Natural Machines’ new Foodini, a 3D food printer, categorizes itself as a kitchen appliance. Put your ingredients in, and the “printer” manages the food preparation. Essentially, it’s like having The Jetsons robot Rosie in your house, as you get a home-cooked meal without actually doing the cooking yourself. So, instead of you buying processed, premade foods, the printer can create healthier, fresher versions of time-consuming meals like ravioli or chips.   

Meanwhile in England, this year’s Tech Food Hack (organized by Dovetailed and Microsoft Research Cambridge) included 3D-printed fruit.


For Finnish artist Janne Kyttanen, there’s freedom in traveling light. So light that she designed an entire outfit that was produced via a 3D printer, and envisions it as a way for people to replicate their clothes once they reach their destination. Milliner Gabriela Ligenza is also using the technology to produce hats, with a collection of 3D-printed hats gaining attention prior to British horserace the Royal Ascot.

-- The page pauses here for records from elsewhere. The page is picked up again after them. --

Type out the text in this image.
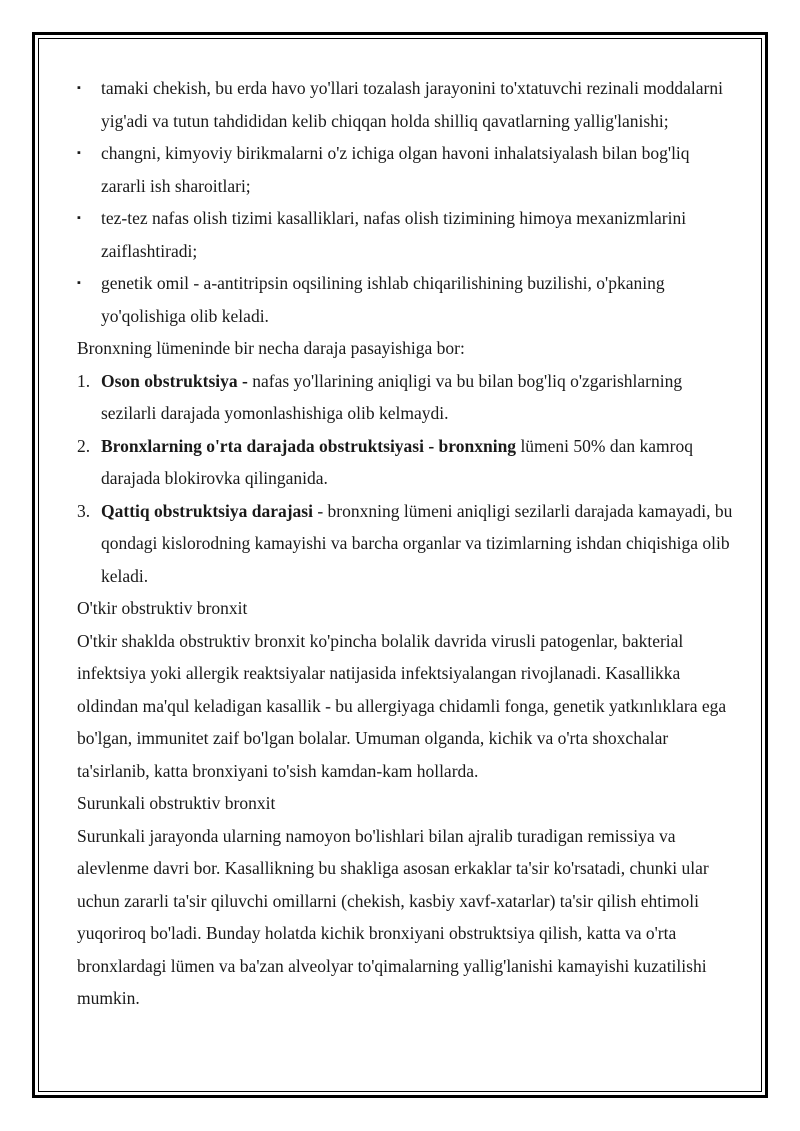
▪ tamaki chekish, bu erda havo yo'llari tozalash jarayonini to'xtatuvchi rezinali moddalarni yig'adi va tutun tahdididan kelib chiqqan holda shilliq qavatlarning yallig'lanishi;
▪ changni, kimyoviy birikmalarni o'z ichiga olgan havoni inhalatsiyalash bilan bog'liq zararli ish sharoitlari;
▪ tez-tez nafas olish tizimi kasalliklari, nafas olish tizimining himoya mexanizmlarini zaiflashtiradi;
▪ genetik omil - a-antitripsin oqsilining ishlab chiqarilishining buzilishi, o'pkaning yo'qolishiga olib keladi.

Bronxning lümeninde bir necha daraja pasayishiga bor:

1. Oson obstruktsiya - nafas yo'llarining aniqligi va bu bilan bog'liq o'zgarishlarning sezilarli darajada yomonlashishiga olib kelmaydi.
2. Bronxlarning o'rta darajada obstruktsiyasi - bronxning lümeni 50% dan kamroq darajada blokirovka qilinganida.
3. Qattiq obstruktsiya darajasi - bronxning lümeni aniqligi sezilarli darajada kamayadi, bu qondagi kislorodning kamayishi va barcha organlar va tizimlarning ishdan chiqishiga olib keladi.

O'tkir obstruktiv bronxit

O'tkir shaklda obstruktiv bronxit ko'pincha bolalik davrida virusli patogenlar, bakterial infektsiya yoki allergik reaktsiyalar natijasida infektsiyalangan rivojlanadi. Kasallikka oldindan ma'qul keladigan kasallik - bu allergiyaga chidamli fonga, genetik yatkınlıklara ega bo'lgan, immunitet zaif bo'lgan bolalar. Umuman olganda, kichik va o'rta shoxchalar ta'sirlanib, katta bronxiyani to'sish kamdan-kam hollarda.

Surunkali obstruktiv bronxit

Surunkali jarayonda ularning namoyon bo'lishlari bilan ajralib turadigan remissiya va alevlenme davri bor. Kasallikning bu shakliga asosan erkaklar ta'sir ko'rsatadi, chunki ular uchun zararli ta'sir qiluvchi omillarni (chekish, kasbiy xavf-xatarlar) ta'sir qilish ehtimoli yuqoriroq bo'ladi. Bunday holatda kichik bronxiyani obstruktsiya qilish, katta va o'rta bronxlardagi lümen va ba'zan alveolyar to'qimalarning yallig'lanishi kamayishi kuzatilishi mumkin.
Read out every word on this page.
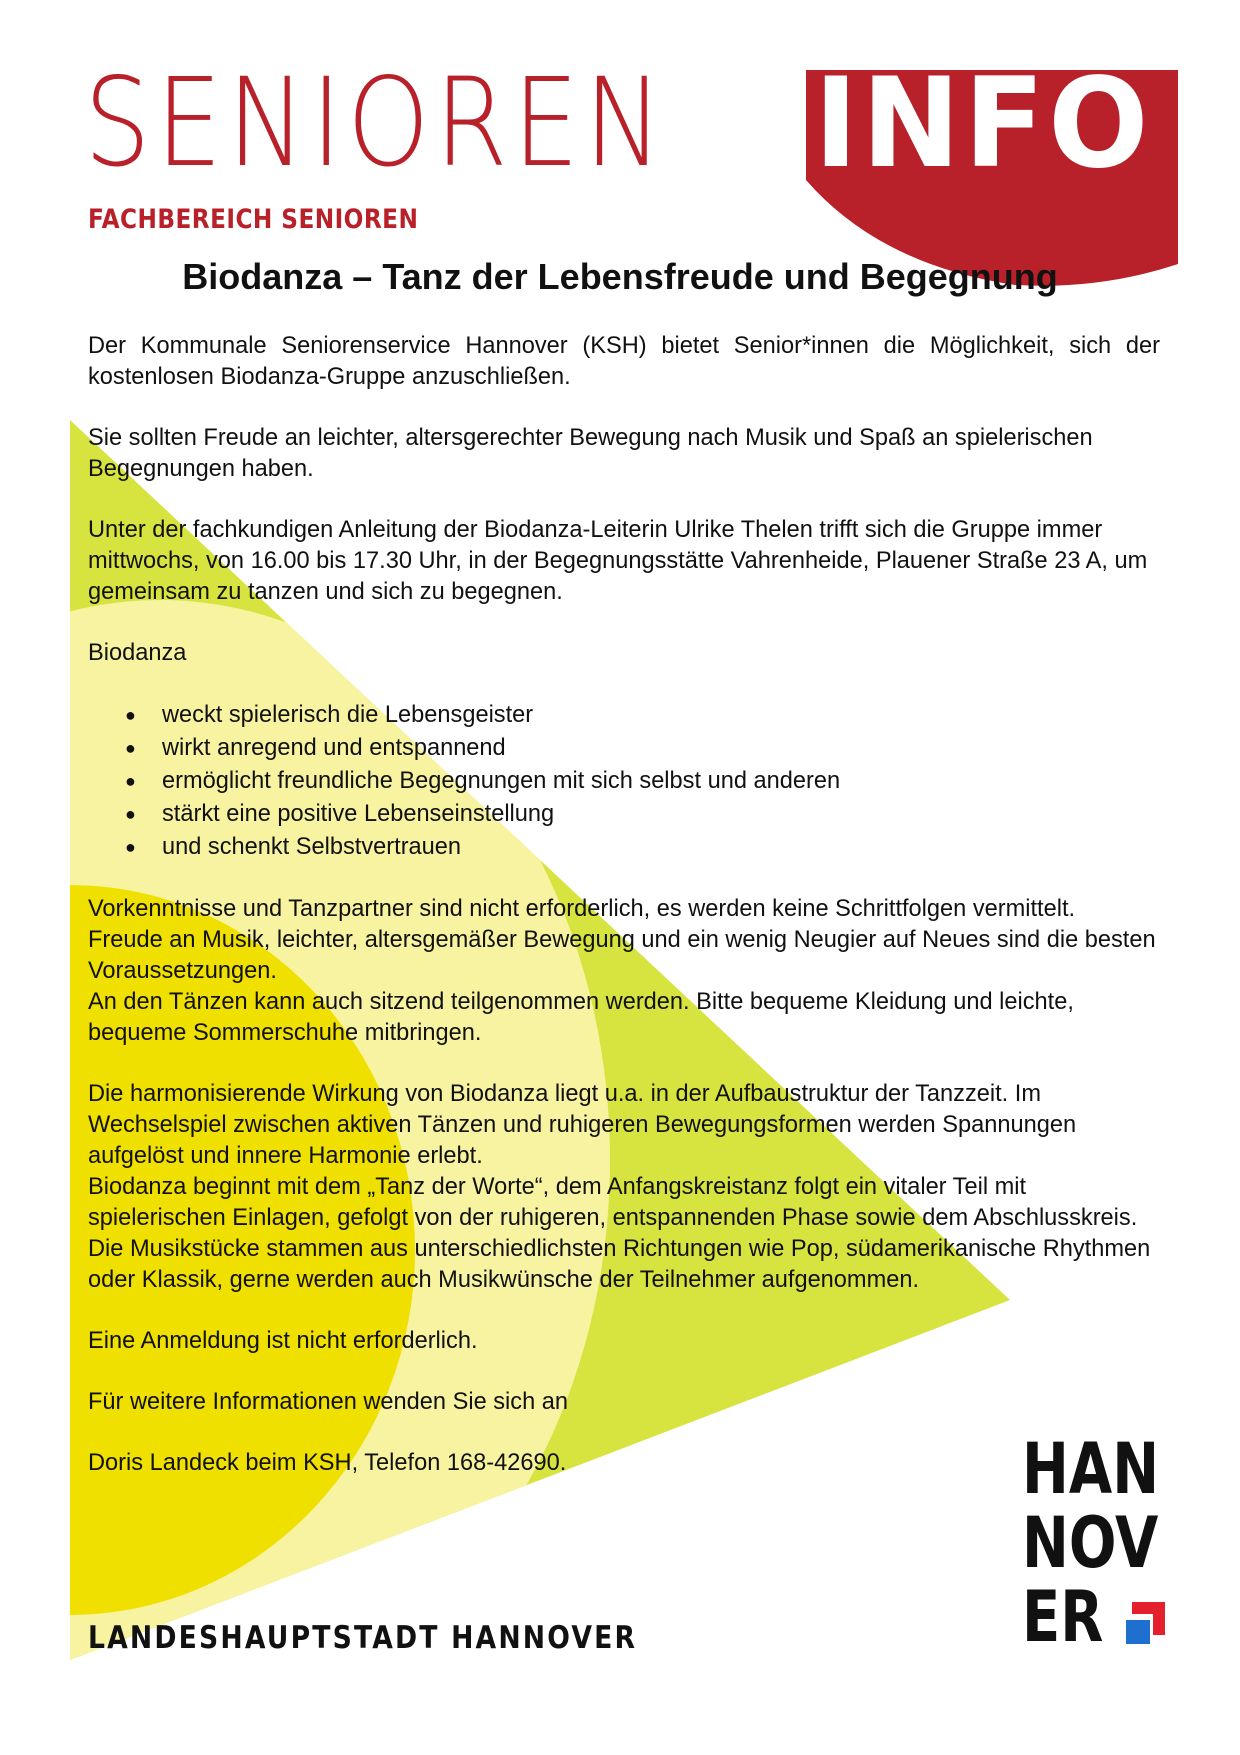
SENIOREN INFO
FACHBEREICH SENIOREN
Biodanza – Tanz der Lebensfreude und Begegnung

Der Kommunale Seniorenservice Hannover (KSH) bietet Senior*innen die Möglichkeit, sich der kostenlosen Biodanza-Gruppe anzuschließen.

Sie sollten Freude an leichter, altersgerechter Bewegung nach Musik und Spaß an spielerischen Begegnungen haben.

Unter der fachkundigen Anleitung der Biodanza-Leiterin Ulrike Thelen trifft sich die Gruppe immer mittwochs, von 16.00 bis 17.30 Uhr, in der Begegnungsstätte Vahrenheide, Plauener Straße 23 A, um gemeinsam zu tanzen und sich zu begegnen.

Biodanza

● weckt spielerisch die Lebensgeister
● wirkt anregend und entspannend
● ermöglicht freundliche Begegnungen mit sich selbst und anderen
● stärkt eine positive Lebenseinstellung
● und schenkt Selbstvertrauen

Vorkenntnisse und Tanzpartner sind nicht erforderlich, es werden keine Schrittfolgen vermittelt.
Freude an Musik, leichter, altersgemäßer Bewegung und ein wenig Neugier auf Neues sind die besten Voraussetzungen.
An den Tänzen kann auch sitzend teilgenommen werden. Bitte bequeme Kleidung und leichte, bequeme Sommerschuhe mitbringen.

Die harmonisierende Wirkung von Biodanza liegt u.a. in der Aufbaustruktur der Tanzzeit. Im Wechselspiel zwischen aktiven Tänzen und ruhigeren Bewegungsformen werden Spannungen aufgelöst und innere Harmonie erlebt.
Biodanza beginnt mit dem „Tanz der Worte“, dem Anfangskreistanz folgt ein vitaler Teil mit spielerischen Einlagen, gefolgt von der ruhigeren, entspannenden Phase sowie dem Abschlusskreis.
Die Musikstücke stammen aus unterschiedlichsten Richtungen wie Pop, südamerikanische Rhythmen oder Klassik, gerne werden auch Musikwünsche der Teilnehmer aufgenommen.

Eine Anmeldung ist nicht erforderlich.

Für weitere Informationen wenden Sie sich an

Doris Landeck beim KSH, Telefon 168-42690.

LANDESHAUPTSTADT HANNOVER
HAN
NOV
ER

So when does this become mainstream?

For industrial design and prototyping, the value is already there. But as consumers, we want high quality and we want an affordable price. At the very least, start revving up your imagination and sketching ideas. Once the technology hits a reasonable price point, the flexibility in manufacturing that 3D printers provide only stands to accelerate innovation.

What other products and services are you seeing as a result of 3D printing?